La plupart des entreprises du monde entier n'en sont qu'au début de leur «climate journey» ou ne l'ont pas encore entamé, principalement parce qu'il n'existe pas d'incitations ou de moyens clairs pour forcer une action collective. C'est un véritable défi. C'est pourquoi il est si important d'impliquer les fournisseurs. Les coopérations, comme par exemple notre adhésion au programme de la chaîne d'approvisionnement du CDP, sont également essentielles. Entreprise active dans le monde entier, nous avons une approche audacieuse et globale, qui prend en compte toutes les dimensions de la durabilité, de l'approvisionnement responsable à l'économie circulaire en passant par le climat. Cela signifie que nous faisons vraiment la différence, ce qui nous distingue positivement des autres entreprises grâce à notre esprit pionnier.
La décarbonation signifie l'électrification: qu'attendez-vous de la politique en matière de réglementation pour que les objectifs climatiques puissent être atteints, et pas seulement par votre entreprise?

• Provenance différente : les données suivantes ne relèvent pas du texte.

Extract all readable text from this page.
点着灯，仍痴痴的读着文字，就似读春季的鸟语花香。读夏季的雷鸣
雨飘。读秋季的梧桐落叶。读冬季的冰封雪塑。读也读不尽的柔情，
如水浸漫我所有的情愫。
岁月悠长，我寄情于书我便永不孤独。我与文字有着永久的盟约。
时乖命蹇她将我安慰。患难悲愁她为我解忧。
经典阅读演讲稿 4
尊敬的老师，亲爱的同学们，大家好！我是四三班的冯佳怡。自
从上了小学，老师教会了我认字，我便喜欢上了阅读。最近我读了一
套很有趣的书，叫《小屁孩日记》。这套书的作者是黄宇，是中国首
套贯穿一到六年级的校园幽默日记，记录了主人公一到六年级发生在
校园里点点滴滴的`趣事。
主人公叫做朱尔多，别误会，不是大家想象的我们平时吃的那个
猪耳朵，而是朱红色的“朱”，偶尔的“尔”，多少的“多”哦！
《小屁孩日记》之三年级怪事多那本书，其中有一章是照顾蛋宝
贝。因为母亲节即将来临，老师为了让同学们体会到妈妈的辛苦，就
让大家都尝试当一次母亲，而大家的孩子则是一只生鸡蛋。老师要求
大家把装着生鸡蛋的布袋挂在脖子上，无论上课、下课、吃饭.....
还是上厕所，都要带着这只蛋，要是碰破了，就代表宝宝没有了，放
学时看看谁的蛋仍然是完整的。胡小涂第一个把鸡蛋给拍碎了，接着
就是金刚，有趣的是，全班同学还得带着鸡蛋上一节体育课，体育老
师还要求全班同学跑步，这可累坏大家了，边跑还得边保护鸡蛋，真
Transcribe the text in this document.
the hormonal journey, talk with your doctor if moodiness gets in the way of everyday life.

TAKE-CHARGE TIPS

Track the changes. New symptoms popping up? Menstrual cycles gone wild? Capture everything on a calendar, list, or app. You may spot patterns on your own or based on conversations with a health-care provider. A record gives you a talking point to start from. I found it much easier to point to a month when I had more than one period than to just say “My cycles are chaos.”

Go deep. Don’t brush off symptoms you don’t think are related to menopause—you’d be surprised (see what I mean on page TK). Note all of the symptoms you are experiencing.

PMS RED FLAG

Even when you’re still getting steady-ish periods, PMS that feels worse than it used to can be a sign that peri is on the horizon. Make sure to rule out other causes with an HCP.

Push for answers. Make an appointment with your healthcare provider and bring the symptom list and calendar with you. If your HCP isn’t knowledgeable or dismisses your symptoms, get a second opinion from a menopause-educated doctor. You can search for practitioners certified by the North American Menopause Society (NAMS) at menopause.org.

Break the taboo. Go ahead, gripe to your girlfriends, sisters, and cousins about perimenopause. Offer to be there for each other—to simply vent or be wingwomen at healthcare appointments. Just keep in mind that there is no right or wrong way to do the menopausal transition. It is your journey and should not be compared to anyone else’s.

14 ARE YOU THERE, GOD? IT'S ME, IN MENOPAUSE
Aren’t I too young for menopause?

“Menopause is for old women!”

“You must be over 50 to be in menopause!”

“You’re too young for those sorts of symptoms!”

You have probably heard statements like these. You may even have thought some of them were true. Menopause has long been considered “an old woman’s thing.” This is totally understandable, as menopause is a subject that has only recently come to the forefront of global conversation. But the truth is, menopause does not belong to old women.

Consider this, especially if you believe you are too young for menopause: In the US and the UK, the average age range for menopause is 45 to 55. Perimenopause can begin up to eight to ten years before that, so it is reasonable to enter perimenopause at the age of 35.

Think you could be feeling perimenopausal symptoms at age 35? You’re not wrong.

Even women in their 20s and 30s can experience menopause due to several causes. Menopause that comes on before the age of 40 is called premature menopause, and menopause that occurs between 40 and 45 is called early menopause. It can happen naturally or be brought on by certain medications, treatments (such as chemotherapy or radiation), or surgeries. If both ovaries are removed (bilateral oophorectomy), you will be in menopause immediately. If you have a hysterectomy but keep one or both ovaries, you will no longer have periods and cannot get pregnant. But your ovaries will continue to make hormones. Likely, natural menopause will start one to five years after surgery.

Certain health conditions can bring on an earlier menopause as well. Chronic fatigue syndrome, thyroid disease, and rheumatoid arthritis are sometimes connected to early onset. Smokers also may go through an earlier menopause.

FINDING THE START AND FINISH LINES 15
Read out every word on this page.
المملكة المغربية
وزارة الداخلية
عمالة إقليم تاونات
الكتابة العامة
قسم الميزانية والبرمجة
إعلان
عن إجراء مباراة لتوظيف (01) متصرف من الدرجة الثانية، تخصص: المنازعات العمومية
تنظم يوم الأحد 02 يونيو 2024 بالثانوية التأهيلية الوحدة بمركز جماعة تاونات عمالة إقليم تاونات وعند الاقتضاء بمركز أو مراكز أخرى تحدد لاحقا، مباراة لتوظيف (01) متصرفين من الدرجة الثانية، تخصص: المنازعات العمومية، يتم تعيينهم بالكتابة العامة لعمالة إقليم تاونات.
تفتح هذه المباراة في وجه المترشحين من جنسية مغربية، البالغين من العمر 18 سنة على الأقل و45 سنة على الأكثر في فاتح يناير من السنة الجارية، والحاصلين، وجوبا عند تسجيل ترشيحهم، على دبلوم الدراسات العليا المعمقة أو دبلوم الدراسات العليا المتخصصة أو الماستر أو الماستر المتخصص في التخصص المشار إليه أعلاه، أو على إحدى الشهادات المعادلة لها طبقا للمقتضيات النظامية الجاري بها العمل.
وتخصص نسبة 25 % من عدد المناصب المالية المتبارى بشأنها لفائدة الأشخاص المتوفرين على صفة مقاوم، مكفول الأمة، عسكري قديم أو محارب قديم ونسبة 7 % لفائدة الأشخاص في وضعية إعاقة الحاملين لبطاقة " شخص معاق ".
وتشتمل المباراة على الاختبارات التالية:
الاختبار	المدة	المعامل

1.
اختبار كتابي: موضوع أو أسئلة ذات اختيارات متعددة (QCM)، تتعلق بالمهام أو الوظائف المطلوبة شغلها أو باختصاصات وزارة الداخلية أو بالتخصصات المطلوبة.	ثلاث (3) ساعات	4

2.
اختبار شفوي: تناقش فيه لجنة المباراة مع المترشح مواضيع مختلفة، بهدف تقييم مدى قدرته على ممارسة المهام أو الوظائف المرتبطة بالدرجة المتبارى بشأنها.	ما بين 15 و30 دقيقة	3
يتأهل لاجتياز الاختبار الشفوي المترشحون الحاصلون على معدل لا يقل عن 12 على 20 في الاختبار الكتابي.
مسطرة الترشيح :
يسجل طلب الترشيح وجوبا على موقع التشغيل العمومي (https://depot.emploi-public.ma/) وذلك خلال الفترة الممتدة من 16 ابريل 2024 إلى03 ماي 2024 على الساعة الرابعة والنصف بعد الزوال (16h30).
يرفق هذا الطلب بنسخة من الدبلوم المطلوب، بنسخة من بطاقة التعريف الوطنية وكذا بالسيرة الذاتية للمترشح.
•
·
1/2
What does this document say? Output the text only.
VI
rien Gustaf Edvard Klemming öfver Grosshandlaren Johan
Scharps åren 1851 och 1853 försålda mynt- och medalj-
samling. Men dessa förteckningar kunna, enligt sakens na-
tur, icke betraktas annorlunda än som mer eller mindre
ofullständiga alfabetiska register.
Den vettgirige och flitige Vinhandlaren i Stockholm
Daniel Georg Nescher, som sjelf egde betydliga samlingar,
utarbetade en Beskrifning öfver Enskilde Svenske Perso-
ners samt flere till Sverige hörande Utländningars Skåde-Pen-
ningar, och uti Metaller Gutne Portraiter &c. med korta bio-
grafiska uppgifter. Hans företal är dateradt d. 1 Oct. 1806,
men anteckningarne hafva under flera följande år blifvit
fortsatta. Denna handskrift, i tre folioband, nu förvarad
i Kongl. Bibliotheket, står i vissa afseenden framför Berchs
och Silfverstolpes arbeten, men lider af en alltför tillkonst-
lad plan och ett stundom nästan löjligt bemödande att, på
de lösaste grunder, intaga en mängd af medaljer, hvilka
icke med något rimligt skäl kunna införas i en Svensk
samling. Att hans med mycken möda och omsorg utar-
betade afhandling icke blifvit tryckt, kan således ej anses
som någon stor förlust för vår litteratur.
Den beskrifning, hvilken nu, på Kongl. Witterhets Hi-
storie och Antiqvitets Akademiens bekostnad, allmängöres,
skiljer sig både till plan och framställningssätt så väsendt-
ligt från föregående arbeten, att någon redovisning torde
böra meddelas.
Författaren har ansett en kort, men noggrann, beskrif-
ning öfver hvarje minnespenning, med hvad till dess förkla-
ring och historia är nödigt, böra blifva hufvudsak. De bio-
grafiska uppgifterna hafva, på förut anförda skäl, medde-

La décarbonation signifie certes l'électrification, mais elle est la conséquence de la modernisation! C'est comme conduire une voiture électrique: on n'a pas l'impression de conduire une voiture futuriste, mais on a le sentiment de faire partie d'une «nouvelle norme». La réalisation des objectifs climatiques nécessite une harmonisation entre les pays et des incitations pour promouvoir la modernisation des sources d'énergie. Les décideurs politiques doivent contribuer à rendre le sujet compréhensible, pragmatique et désirable, pour mettre fin à l'inertie et à la confusion qui tiennent à sa complexité.
Quels sont, selon vous, les arguments en faveur de la loi fédérale prévue sur la protection du climat?
La loi sur la protection du climat met en place les bonnes incitations: elle soutient les efforts des entreprises et des citoyens qui s'engagent, sans pour autant glisser sur un terrain dogmatique et éloigné de la pratique. L'extension imminente du cadre
législatif et sa couverture médiatique vont avoir une grande portée, et j'espère que davantage de personnes et d'entreprises se joindront au mouvement pour le développement durable par un travail commun en vue d’un avenir moderne et propre pour nous tous.